2) Introducing the Levi-Civita symbol $\epsilon_{ijk}$ and Kronecker delta $\delta_{ij}$, we can rewrite the defining rules for multipication in $Q$ as
\begin{align*}
e_i e_j = \epsilon_{ijk} e_k - \delta_{ij}
\end{align*}
(with implicit summation over $k$). Now just write out $e_i (e_j e_k)$ and $(e_i e_j) e_k$, churn through the calculus, and show that they agree. (Proving associativity for products involving the identity $1$ or the central element $-1$ is trivial.) The trick is noting that
\begin{align*}
\delta_{ij} e_j &= e_i &
\epsilon_{ijk} &= -\epsilon_{jik} &
\epsilon_{ijk}\epsilon_{pqr} &= \delta_{jq}\delta_{kr} - \delta_{jr}\delta_{kq}
\end{align*}
(with implicit summation throughout), which allows us to reduce such expressions formally.
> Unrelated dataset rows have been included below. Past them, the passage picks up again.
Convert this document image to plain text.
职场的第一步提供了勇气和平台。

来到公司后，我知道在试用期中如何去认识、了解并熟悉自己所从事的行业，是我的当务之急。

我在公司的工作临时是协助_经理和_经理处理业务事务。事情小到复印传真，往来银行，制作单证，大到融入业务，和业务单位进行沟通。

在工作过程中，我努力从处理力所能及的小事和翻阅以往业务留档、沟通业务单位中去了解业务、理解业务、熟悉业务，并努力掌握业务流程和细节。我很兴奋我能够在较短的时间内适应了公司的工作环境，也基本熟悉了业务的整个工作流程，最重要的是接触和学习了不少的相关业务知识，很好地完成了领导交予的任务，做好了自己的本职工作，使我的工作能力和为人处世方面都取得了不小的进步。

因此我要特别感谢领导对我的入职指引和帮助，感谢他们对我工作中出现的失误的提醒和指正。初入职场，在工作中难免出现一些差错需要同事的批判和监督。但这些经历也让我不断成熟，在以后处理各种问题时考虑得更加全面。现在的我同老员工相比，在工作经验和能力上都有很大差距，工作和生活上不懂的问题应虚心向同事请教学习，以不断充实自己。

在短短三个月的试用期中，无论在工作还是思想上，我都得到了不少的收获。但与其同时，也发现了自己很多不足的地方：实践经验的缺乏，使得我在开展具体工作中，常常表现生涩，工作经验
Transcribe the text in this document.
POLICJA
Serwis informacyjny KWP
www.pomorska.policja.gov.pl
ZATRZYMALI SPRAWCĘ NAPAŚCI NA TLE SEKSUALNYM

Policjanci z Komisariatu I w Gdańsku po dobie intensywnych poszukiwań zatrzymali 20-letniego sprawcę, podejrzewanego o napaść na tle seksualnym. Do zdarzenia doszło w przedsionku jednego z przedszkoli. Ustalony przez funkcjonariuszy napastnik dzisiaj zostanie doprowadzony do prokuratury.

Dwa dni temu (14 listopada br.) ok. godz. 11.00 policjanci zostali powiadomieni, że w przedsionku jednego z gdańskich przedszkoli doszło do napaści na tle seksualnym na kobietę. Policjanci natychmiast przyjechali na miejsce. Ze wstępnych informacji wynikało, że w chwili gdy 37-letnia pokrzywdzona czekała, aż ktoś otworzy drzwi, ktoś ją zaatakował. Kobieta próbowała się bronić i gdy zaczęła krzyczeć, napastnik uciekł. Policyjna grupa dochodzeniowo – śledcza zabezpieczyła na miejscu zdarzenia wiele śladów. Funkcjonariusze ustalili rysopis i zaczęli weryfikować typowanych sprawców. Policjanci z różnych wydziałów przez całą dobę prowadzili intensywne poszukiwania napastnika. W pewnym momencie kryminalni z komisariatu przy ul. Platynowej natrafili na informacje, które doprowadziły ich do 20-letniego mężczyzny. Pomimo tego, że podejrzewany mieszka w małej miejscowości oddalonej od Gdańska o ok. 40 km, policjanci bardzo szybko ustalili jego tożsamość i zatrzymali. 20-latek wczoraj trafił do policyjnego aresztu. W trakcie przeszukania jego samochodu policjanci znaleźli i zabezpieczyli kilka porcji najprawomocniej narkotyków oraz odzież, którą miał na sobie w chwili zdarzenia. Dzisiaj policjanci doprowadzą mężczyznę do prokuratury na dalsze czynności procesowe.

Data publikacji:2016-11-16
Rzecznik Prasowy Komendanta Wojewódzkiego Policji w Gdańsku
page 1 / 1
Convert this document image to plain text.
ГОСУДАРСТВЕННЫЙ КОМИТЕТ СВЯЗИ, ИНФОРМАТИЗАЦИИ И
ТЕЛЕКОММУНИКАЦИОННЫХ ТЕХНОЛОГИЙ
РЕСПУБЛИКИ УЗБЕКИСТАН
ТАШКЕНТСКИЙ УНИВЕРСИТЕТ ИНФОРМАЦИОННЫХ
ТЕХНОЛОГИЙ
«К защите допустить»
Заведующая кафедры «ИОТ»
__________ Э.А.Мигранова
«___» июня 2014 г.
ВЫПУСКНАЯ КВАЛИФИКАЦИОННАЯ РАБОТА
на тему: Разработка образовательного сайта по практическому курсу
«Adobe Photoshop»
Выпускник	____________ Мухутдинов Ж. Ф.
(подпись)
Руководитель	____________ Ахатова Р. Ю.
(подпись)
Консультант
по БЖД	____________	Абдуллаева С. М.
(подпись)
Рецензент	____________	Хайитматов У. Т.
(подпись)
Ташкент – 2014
This method is probably overkill, but you'll do this sort of thing countless times if you take a quantum mechanics class (or have done it countless times if you have taken a quantum mechanics class), so you might as well do it now.
3) So, where does this group actually come from? There's a quaternion algebra $\mathbb{H}$ defined as algebra (over $\mathbb{R}$ with basis $1, e_1, e_2, e_3$ satisfying the same relation as for $Q$. (It's clear that $Q$ is associative iff $\mathbb{H}$ is, which would be more useful to us if we knew that $\mathbb{H}$ is associative.) The action of $\mathbb{H}$ on itself induces an embedding $\rho:Q \to SU(2)$. Unwinding this map gives an embedding
\begin{align*}
1 &\to \begin{pmatrix}1 & 0 \\ 0 & 1\end{pmatrix} &
e_1 & \to \begin{pmatrix} i & 0 \\ 0 & -i\end{pmatrix} &
e_2 & \to \begin{pmatrix} 0 & 1 \\ -1 & 0 \end{pmatrix} &
e_3 & \to \begin{pmatrix} 0 & i \\ i & 0 \end{pmatrix}
\end{align*}
with $\rho(-x) = -\rho(x)$ for all $x$. (See also the Pauli matrices, which is just the same computation on the physics side of things.) The point is that associativity is clear, since $SU(2)$ is a group. I'm not going to slog through the computation here, but there's a similar faithful representation $Q \to SL_2(\mathbb{F}_3)$.
In this particular case, I don't think you can get away from doing some sort of computation, but it's good to know that this group $Q$ comes from somewhere.